Let's say I have a large number of predictors (e.g. 2000) and I'm facing the problem of choosing the linear regression model under following assumptions:
- There are few predictors that have to be included in the final model.
- Some predictors are actually domain-specific transformations of original feature, so, for example, out of 50 variables (1 original and 49 transformations) I want to choose only one.
- From the remaining variables (not certainly-to-be-included or transformations) I can choose arbitrary subset, just the one that works the best
- Lastly, what is actually the most important, there are some pre-known assumptions about some coefficient, i.e. there are some $\beta_{k_1}, ..., \beta_{k_n}$ that should be greater (or equal) than $0$, and some $\beta_{j_1}, ..., \beta{j_n}$ that should be smaller (or equal) than $0$.

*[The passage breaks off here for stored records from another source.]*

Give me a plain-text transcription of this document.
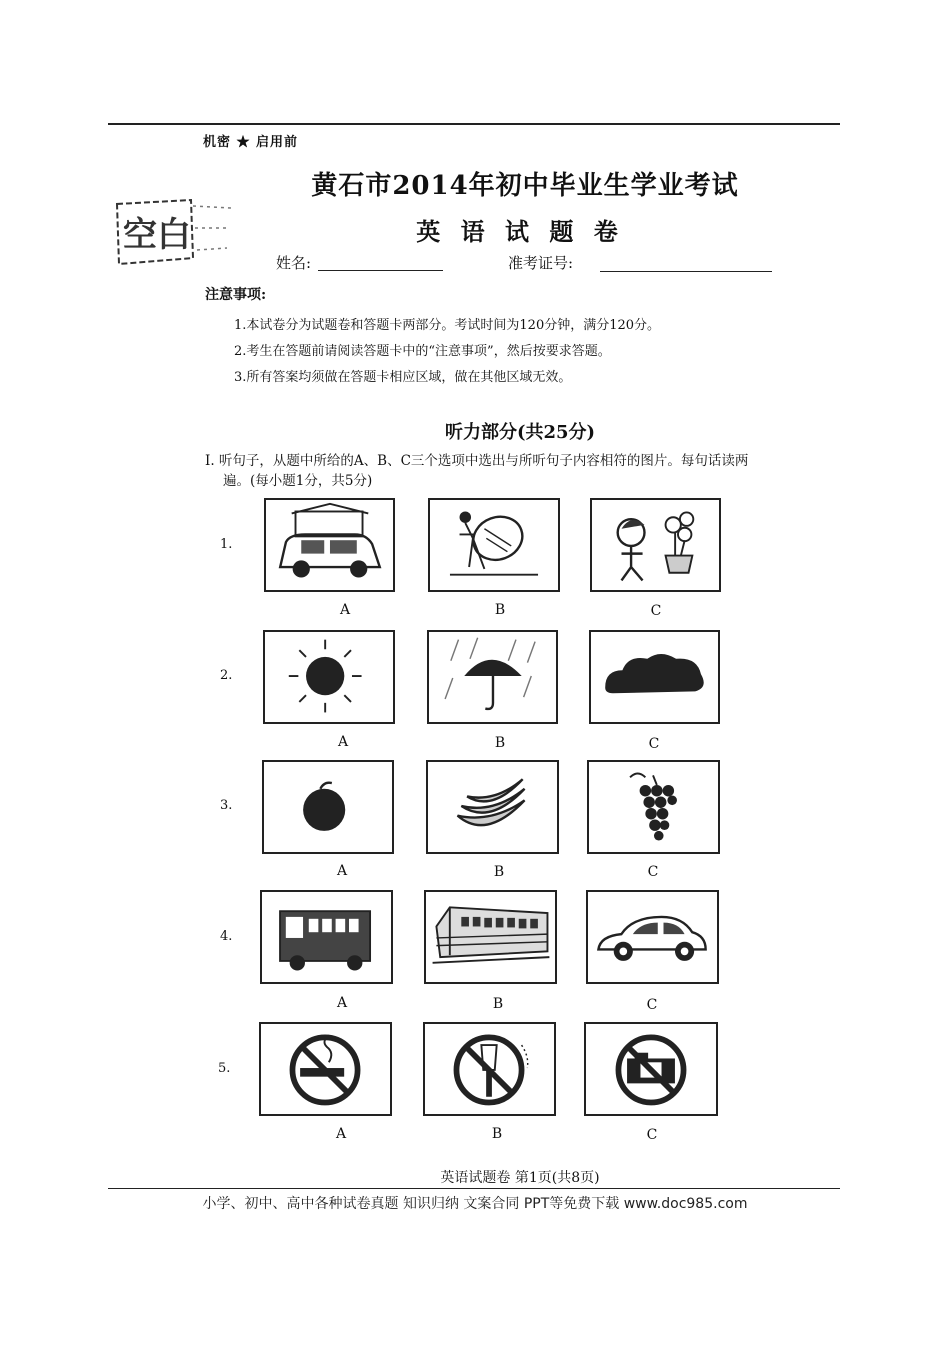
机密 ★ 启用前
空白
黄石市2014年初中毕业生学业考试
英 语 试 题 卷
姓名:	准考证号:
注意事项:
1.本试卷分为试题卷和答题卡两部分。考试时间为120分钟，满分120分。
2.考生在答题前请阅读答题卡中的“注意事项”，然后按要求答题。
3.所有答案均须做在答题卡相应区域，做在其他区域无效。
听力部分(共25分)
I. 听句子，从题中所给的A、B、C三个选项中选出与所听句子内容相符的图片。每句话读两
遍。(每小题1分，共5分)
1.
A	B	C
2.
A	B	C
3.
A	B	C
4.
A	B	C
5.
A	B	C
英语试题卷 第1页(共8页)
小学、初中、高中各种试卷真题 知识归纳 文案合同 PPT等免费下载 www.doc985.com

I would need some approach that would allow me to automate the proccess and give me a list of only those models that meet the restrictions specified in last bullet point. The problem is that it is obviously not computionally feasible to consider all the subsets of variables, build models from these subsets and check which models actually meet the restrictions. Therefore, I would need some greedy approach which would allow me to obtain the list of models that meet the restrictions that has a high chance to contain the best feasible model (according to some criterion, let's say AIC).
- Is there a way to tackle this problem without the need of building all possible models? Maybe there is some way to say that having model A, we shouldn't consider adding variable X as there is slight chance that X will improve model A?
- Which measure would be the most appropriate to use while comparing models, if not already suggested AIC?